Reflex interactions between aerial and aquatic gas exchange organs in larval bullfrogs.

The interaction between lung and gill ventilation was investigated in unanesthetized Rana catesbeiana larvae (stage XVII-XIX) in hypoxic (PO2 = 80 +/- 1 Torr), normoxic (PO2 = 142 +/- 1 Torr), and hyperoxic (PO2 = 580 +/- 23 Torr) water. Lung inflation with N2, air, or O2 initially reduced the frequency (fG) and buccal pressure amplitude (PBC) of the following gill ventilation cycles. However, 65 s after lung inflation fG was significantly greater for N2 inflation than for air inflation, whereas fG after O2 inflation was significantly lower. In further experiments, the effects of lung inflation and gaseous PO2 on gill ventilation were dissociated. Flow of N2, air, or O2 was established through the lungs of tadpoles in hypoxic water.
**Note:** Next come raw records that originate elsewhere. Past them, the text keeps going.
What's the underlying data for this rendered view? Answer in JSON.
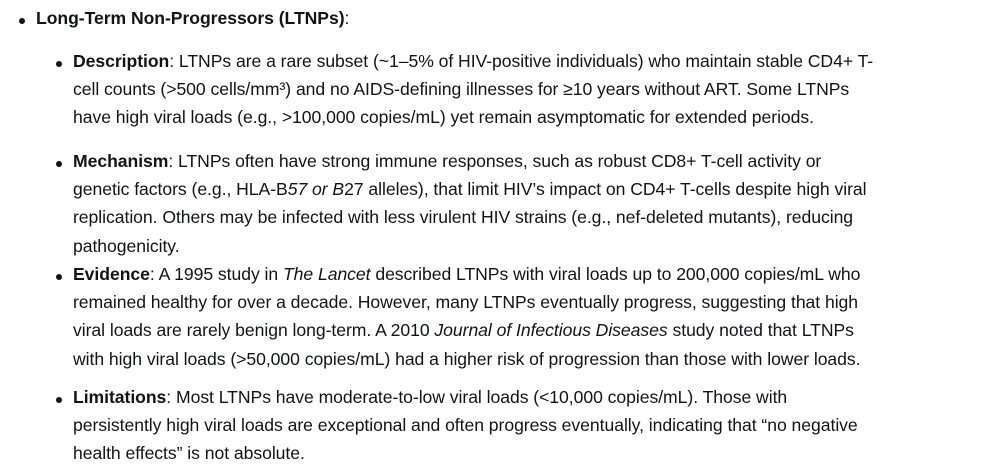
{
  "outer": {
    "title": "Long-Term Non-Progressors (LTNPs)",
    "title_suffix": ":"
  },
  "items": [
    {
      "label": "Description",
      "lines": [
        [
          {
            "t": ": LTNPs are a rare subset (~1–5% of HIV-positive individuals) who maintain stable CD4+ T-"
          }
        ],
        [
          {
            "t": "cell counts (>500 cells/mm³) and no AIDS-defining illnesses for ≥10 years without ART. Some LTNPs"
          }
        ],
        [
          {
            "t": "have high viral loads (e.g., >100,000 copies/mL) yet remain asymptomatic for extended periods."
          }
        ]
      ]
    },
    {
      "label": "Mechanism",
      "lines": [
        [
          {
            "t": ": LTNPs often have strong immune responses, such as robust CD8+ T-cell activity or"
          }
        ],
        [
          {
            "t": "genetic factors (e.g., HLA-B"
          },
          {
            "t": "57 or B",
            "i": true
          },
          {
            "t": "27 alleles), that limit HIV’s impact on CD4+ T-cells despite high viral"
          }
        ],
        [
          {
            "t": "replication. Others may be infected with less virulent HIV strains (e.g., nef-deleted mutants), reducing"
          }
        ],
        [
          {
            "t": "pathogenicity."
          }
        ]
      ]
    },
    {
      "label": "Evidence",
      "lines": [
        [
          {
            "t": ": A 1995 study in "
          },
          {
            "t": "The Lancet",
            "i": true
          },
          {
            "t": " described LTNPs with viral loads up to 200,000 copies/mL who"
          }
        ],
        [
          {
            "t": "remained healthy for over a decade. However, many LTNPs eventually progress, suggesting that high"
          }
        ],
        [
          {
            "t": "viral loads are rarely benign long-term. A 2010 "
          },
          {
            "t": "Journal of Infectious Diseases",
            "i": true
          },
          {
            "t": " study noted that LTNPs"
          }
        ],
        [
          {
            "t": "with high viral loads (>50,000 copies/mL) had a higher risk of progression than those with lower loads."
          }
        ]
      ]
    },
    {
      "label": "Limitations",
      "lines": [
        [
          {
            "t": ": Most LTNPs have moderate-to-low viral loads (<10,000 copies/mL). Those with"
          }
        ],
        [
          {
            "t": "persistently high viral loads are exceptional and often progress eventually, indicating that “no negative"
          }
        ],
        [
          {
            "t": "health effects” is not absolute."
          }
        ]
      ]
    }
  ]
}
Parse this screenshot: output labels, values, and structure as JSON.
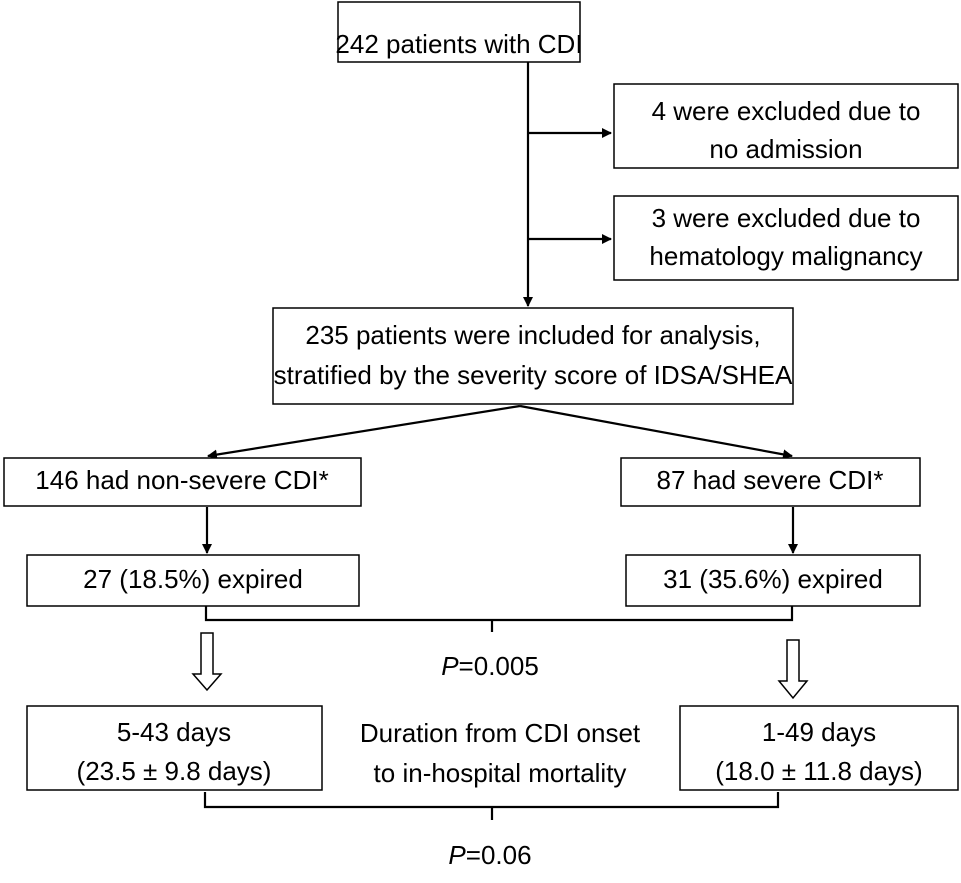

Flow of N2 produced a significant rise in fG and flow of O2 a significant fall compared with airflow. Regardless of the PO2 of the gas, subsequent lung inflation produced by occlusion of the outflow cannula caused a fall in fG and PBC from the preestablished flow value. We conclude that lung inflation per se and the resulting increase in PO2 both contribute to the suppression of gill ventilation following spontaneous air breathing, which serves to limit O2 loss of the gills in aquatic hypoxia.